Rahva Raamat is the largest retail and wholesale bookseller in Estonia. It has 12 bookstores and a restaurant in 8 cities and also sells to most other bookstores, supermarkets and libraries in Estonia.  Rahva Raamat in Viru Keskus was the winner in London Book Fair Bookstore of the Year award in 2022

Rahva Raamat has 5 locations in Tallinn, one in Tartu, Pärnu, Viljandi, Kuressaare, Rakvere, Narva and Jõhvi.

History 
Rahva Raamat was founded in 1912, when Estonian publisher Gustav Pihlakas opened his bookstore in Pärnu mnt 10, a newly designed house by respected Finnish-American architect Eliel Saarinen. Since then, there has always been a bookstore in the same premises.

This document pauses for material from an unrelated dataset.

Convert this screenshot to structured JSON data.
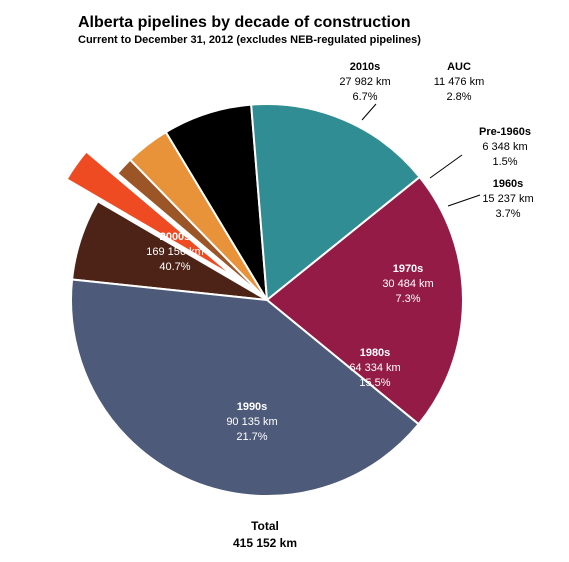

In 2016, Rahva Raamat store was chosen among the four best bookstores in the world at the London Book Fair. It was also recognized as Estonia's trade act of the year.

In October 2002, Rahva Raamat in Pärnu mnt 10 in Tallinn was in danger of being closed down. Hundreds of protesters appeared on the street, which helped the oldest bookstore in Estonia to stay open.

BaltCap announced in October 2022 that it would buy Rahva Raamat after the permission of the Competition Authority.